Book Reviews -- Autobiography and Postmodernism Edited by Kathleen Ashley, Leigh Gilmore and Gerald Peters

By Morefield, Kenneth R. | Style, Fall 1995 | Go to article overview

Book Reviews -- Autobiography and Postmodernism Edited by Kathleen Ashley, Leigh Gilmore and Gerald Peters


Morefield, Kenneth R., Style


Kathleen Ashley, Leigh Gilmore, Gerald Peters, ed. Autobiography and Postmodernism. Amherst: University of Massachusetts Press, 1994. viii + 318 pp. $50.00 cloth; $16.95 paper.

Autobiography and Postmodernism is more about autobiography than it is about postmodernism. Yes, the essays are grouped into two sections of equal length, but the overall emphasis is clearly on autobiography and the attempt to legitimate it as a genre by linking it to the popularity of postmodernism.

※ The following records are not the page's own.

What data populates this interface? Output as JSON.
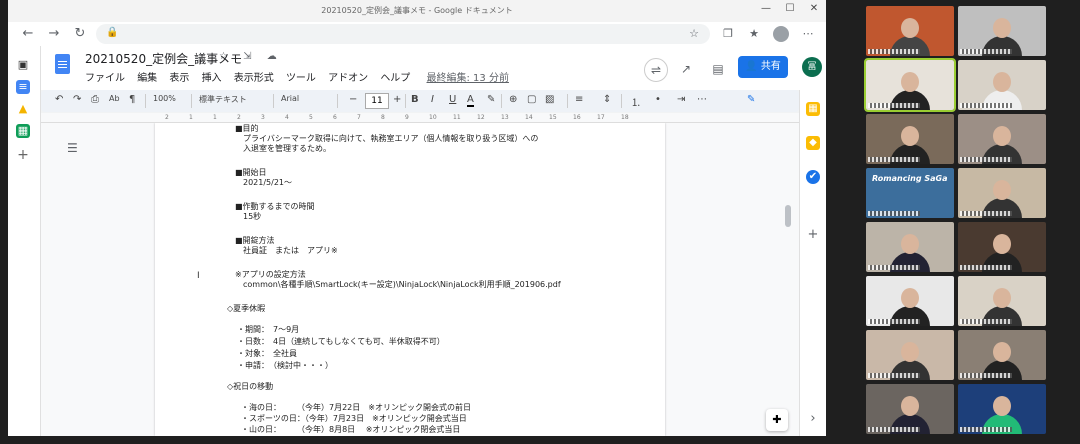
{
  "browser": {
    "title": "20210520_定例会_議事メモ - Google ドキュメント",
    "controls": {
      "min": "—",
      "max": "☐",
      "close": "✕"
    },
    "nav": {
      "back": "←",
      "forward": "→",
      "reload": "↻",
      "lock": "🔒"
    },
    "toolbar_icons": {
      "star": "☆",
      "collections": "❐",
      "favorites": "★",
      "extensions": "⬚"
    }
  },
  "rail": {
    "icons": {
      "tabs": "▣",
      "docs": "≡",
      "drive": "▲",
      "sheets": "▦",
      "add": "+"
    }
  },
  "doc": {
    "title": "20210520_定例会_議事メモ",
    "title_icons": "☆ ⇲ ☁",
    "menu": [
      "ファイル",
      "編集",
      "表示",
      "挿入",
      "表示形式",
      "ツール",
      "アドオン",
      "ヘルプ"
    ],
    "last_edit": "最終編集: 13 分前",
    "share_label": "共有",
    "user_initial": "冨",
    "header_icons": {
      "present": "⇌",
      "trend": "↗",
      "comment": "▤"
    }
  },
  "toolbar": {
    "undo": "↶",
    "redo": "↷",
    "print": "⎙",
    "spell": "Ab",
    "paint": "¶",
    "zoom": "100%",
    "style": "標準テキスト",
    "font": "Arial",
    "minus": "−",
    "size": "11",
    "plus": "+",
    "bold": "B",
    "italic": "I",
    "underline": "U",
    "color": "A",
    "highlight": "✎",
    "link": "⊕",
    "comment": "▢",
    "image": "▨",
    "align": "≡",
    "spacing": "⇕",
    "numlist": "⒈",
    "bulllist": "•",
    "indent": "⇥",
    "more": "⋯",
    "edit": "✎"
  },
  "ruler": [
    "2",
    "1",
    "1",
    "2",
    "3",
    "4",
    "5",
    "6",
    "7",
    "8",
    "9",
    "10",
    "11",
    "12",
    "13",
    "14",
    "15",
    "16",
    "17",
    "18"
  ],
  "content": [
    "■目的",
    "プライバシーマーク取得に向けて、執務室エリア（個人情報を取り扱う区域）への",
    "入退室を管理するため。",
    "■開始日",
    "2021/5/21～",
    "■作動するまでの時間",
    "15秒",
    "■開錠方法",
    "社員証　または　アプリ※",
    "※アプリの設定方法",
    "common\\各種手順\\SmartLock(キー設定)\\NinjaLock\\NinjaLock利用手順_201906.pdf",
    "◇夏季休暇",
    "・期間：　7～9月",
    "・日数：　4日（連続してもしなくても可、半休取得不可）",
    "・対象：　全社員",
    "・申請：　（検討中・・・）",
    "◇祝日の移動",
    "・海の日：　　　（今年）7月22日　※オリンピック開会式の前日",
    "・スポーツの日：（今年）7月23日　※オリンピック開会式当日",
    "・山の日：　　　（今年）8月8日　 ※オリンピック閉会式当日"
  ],
  "side": {
    "icons": {
      "calendar": "▦",
      "keep": "◆",
      "tasks": "✔",
      "add": "+",
      "expand": "›"
    }
  },
  "explore": "✚",
  "participants": [
    {
      "bg": "#c0572f",
      "body": "#444",
      "avatar": "",
      "active": false
    },
    {
      "bg": "#bfbfbf",
      "body": "#333",
      "avatar": "",
      "active": false
    },
    {
      "bg": "#e7e2da",
      "body": "#222",
      "avatar": "",
      "active": true
    },
    {
      "bg": "#d8d2c8",
      "body": "#eee",
      "avatar": "",
      "active": false
    },
    {
      "bg": "#7a6a5a",
      "body": "#222",
      "avatar": "",
      "active": false
    },
    {
      "bg": "#9c8f86",
      "body": "#333",
      "avatar": "",
      "active": false
    },
    {
      "bg": "#3c6e9c",
      "body": "#2a6",
      "avatar": "Romancing SaGa",
      "active": false
    },
    {
      "bg": "#c7b9a4",
      "body": "#333",
      "avatar": "",
      "active": false
    },
    {
      "bg": "#bcb4a8",
      "body": "#223",
      "avatar": "",
      "active": false
    },
    {
      "bg": "#4a3a30",
      "body": "#222",
      "avatar": "",
      "active": false
    },
    {
      "bg": "#e8e8e8",
      "body": "#222",
      "avatar": "",
      "active": false
    },
    {
      "bg": "#d9d2c6",
      "body": "#333",
      "avatar": "",
      "active": false
    },
    {
      "bg": "#c9b8a8",
      "body": "#333",
      "avatar": "",
      "active": false
    },
    {
      "bg": "#8a7f74",
      "body": "#222",
      "avatar": "",
      "active": false
    },
    {
      "bg": "#6b6560",
      "body": "#223",
      "avatar": "",
      "active": false
    },
    {
      "bg": "#1d3f7a",
      "body": "#2b7",
      "avatar": "",
      "active": false
    }
  ]
}
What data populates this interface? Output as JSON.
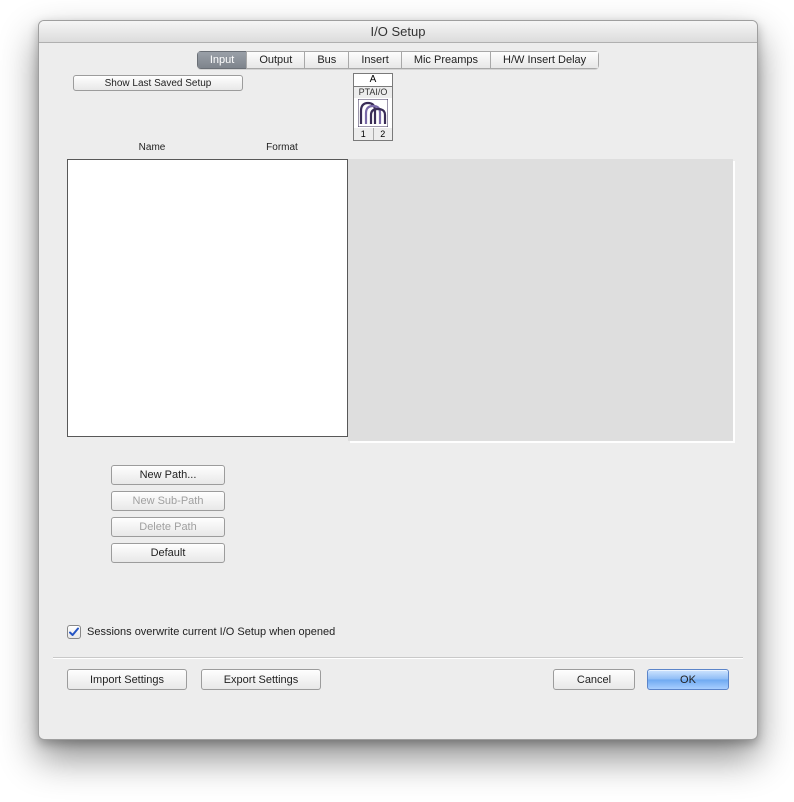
{
  "window": {
    "title": "I/O Setup"
  },
  "tabs": {
    "input": "Input",
    "output": "Output",
    "bus": "Bus",
    "insert": "Insert",
    "mic_preamps": "Mic Preamps",
    "hw_insert_delay": "H/W Insert Delay",
    "active": "input"
  },
  "toolbar": {
    "show_last_saved": "Show Last Saved Setup"
  },
  "columns": {
    "name": "Name",
    "format": "Format"
  },
  "io_header": {
    "slot": "A",
    "device": "PTAI/O",
    "channels": [
      "1",
      "2"
    ]
  },
  "path_buttons": {
    "new_path": "New Path...",
    "new_sub_path": "New Sub-Path",
    "delete_path": "Delete Path",
    "default": "Default"
  },
  "checkbox": {
    "sessions_overwrite": "Sessions overwrite current I/O Setup when opened",
    "checked": true
  },
  "footer": {
    "import_settings": "Import Settings",
    "export_settings": "Export Settings",
    "cancel": "Cancel",
    "ok": "OK"
  }
}
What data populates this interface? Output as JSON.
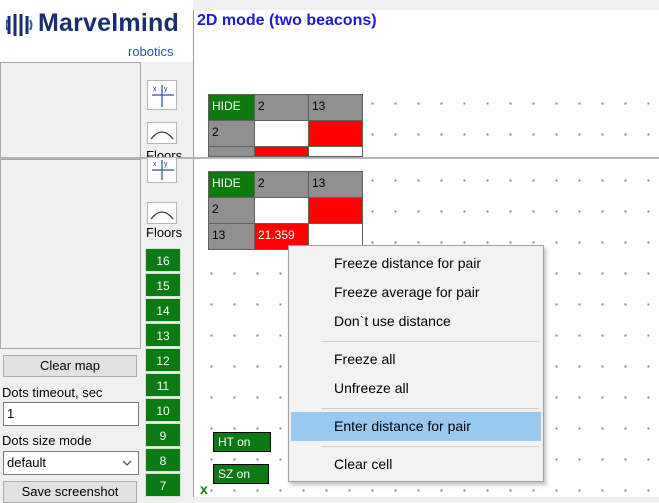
{
  "logo": {
    "word": "Marvelmind",
    "sub": "robotics"
  },
  "header": {
    "title": "2D mode (two beacons)"
  },
  "floors_label": "Floors",
  "floors": [
    "16",
    "15",
    "14",
    "13",
    "12",
    "11",
    "10",
    "9",
    "8",
    "7"
  ],
  "matrix_back": {
    "hide": "HIDE",
    "col1": "2",
    "col2": "13",
    "row1": "2"
  },
  "matrix_front": {
    "hide": "HIDE",
    "col1": "2",
    "col2": "13",
    "row1": "2",
    "row2": "13",
    "value": "21.359"
  },
  "left": {
    "clear_map": "Clear map",
    "dots_timeout_label": "Dots timeout, sec",
    "dots_timeout_value": "1",
    "dots_size_label": "Dots size mode",
    "dots_size_value": "default",
    "save_screenshot": "Save screenshot"
  },
  "tags": {
    "ht": "HT on",
    "sz": "SZ on"
  },
  "context_menu": [
    "Freeze distance for pair",
    "Freeze average for pair",
    "Don`t use distance",
    "Freeze all",
    "Unfreeze all",
    "Enter distance for pair",
    "Clear cell"
  ],
  "colors": {
    "green": "#0b7a12",
    "red": "#ff0000",
    "highlight": "#99c9ef",
    "title_blue": "#1b1bd6"
  }
}
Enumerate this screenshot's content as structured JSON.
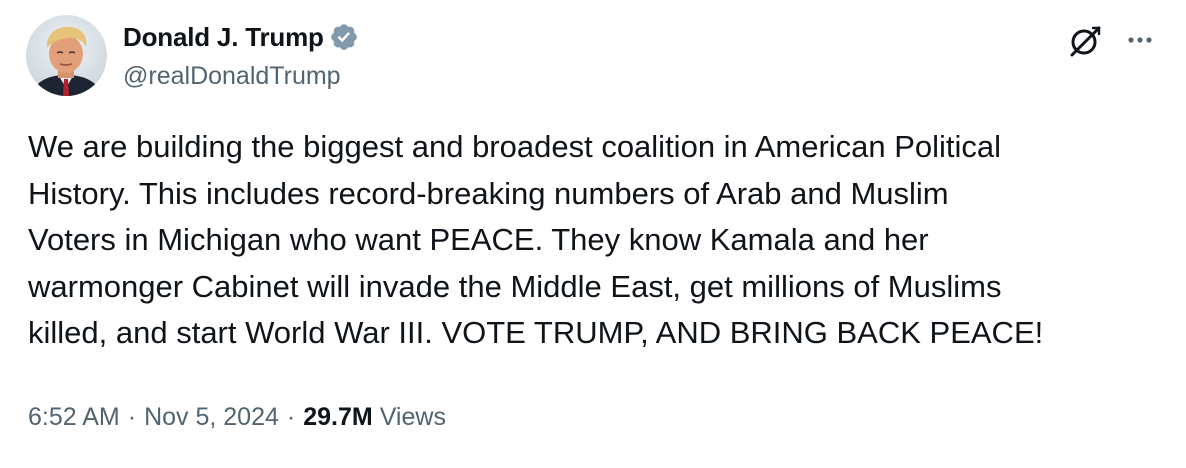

"What do the theories, methods, and insights of postmodernism allow us to know about autobiography?" Leigh Gilmore asks in his introduction. "What do the techniques, practices, and cultures of autobiography reveal about postmodernism?" (3). Gilmore contends that autobiography will help to define an ambiguous postmodernism, to ground it in a concrete canon and subject matter. But his real concern seems to be the attempt to use the current interest in postmodernism to validate the worth of autobiography as a genre. Kathleen Ashley and Gerald Peters are credited as co-editors, but they have not contributed essays to this volume. Peters has displayed interest in autobiography elsewhere (see his volume The Mutilating God: Authorship and Authority in the Narrative of Conversion), but at least on the surface the collection seems to be primarily Gilmore's reclamation project.

Gilmore says that autobiography has been "spurned" because of the inability of traditional genres to incorporate a discourse that is neither fiction nor history (6), and twice state that the critical rejection of autobiography is the result of a failure to understand its true potential. First he discounts attempts to place autobiography in a privileged relation to truth, instead emphasizing its "relation to culturally dominant discourses of truth telling" (9). Second he attempts to show how critics' rejection of autobiography is actually a reaction against its subversive nature.

Autobiography is open to the "multicultural modes of self representation" as well as the more traditionally "Western, bourgeois, white, male" subject of the traditional canon (10-1 1). Because both autobiography and postmodernism challenge the truth value of works that reinforce this traditional subject, Gilmore concludes that the essays in this volume help to show how postmodern the genre of autobiography really is. Implicit in his critique is the suggestion that autobiographers have long been practicing the cultural critique of traditional artistic subjects now being attempted by postmodernists.

The subjects of the works analyzed in both sections of Autobiography and Postmodernism are highly multicultural. And I will be the first to congratulate both autobiography scholars and postmodernists for being politically correct. But to imply that this openness to multicultural subjects is the reason why autobiography has been traditionally excluded from scholarly study is unconvincing.

The extent to which readers sympathize with Gilmore's agenda will undoubtedly determine which essays they find most useful in the first section, on autobiography ("The thing that's most exciting is contradictory versions"). On first reading, the examples of practical criticism appear to reinforce Gilmore's argument more persuasively than the examples of pure theory. Christopher Ortiz and Kirsten Wasson deal extensively with Martin Gaite and Mary Antin respectively, and their attempts to show how these authors subvert traditional expectations of genre are more effective than Gilmore's own claim in his essay ("Policing Truth: Confession, Gender, and Autobiographical Authority") that most aesthetic judgments of autobiography are in fact political judgments in disguise.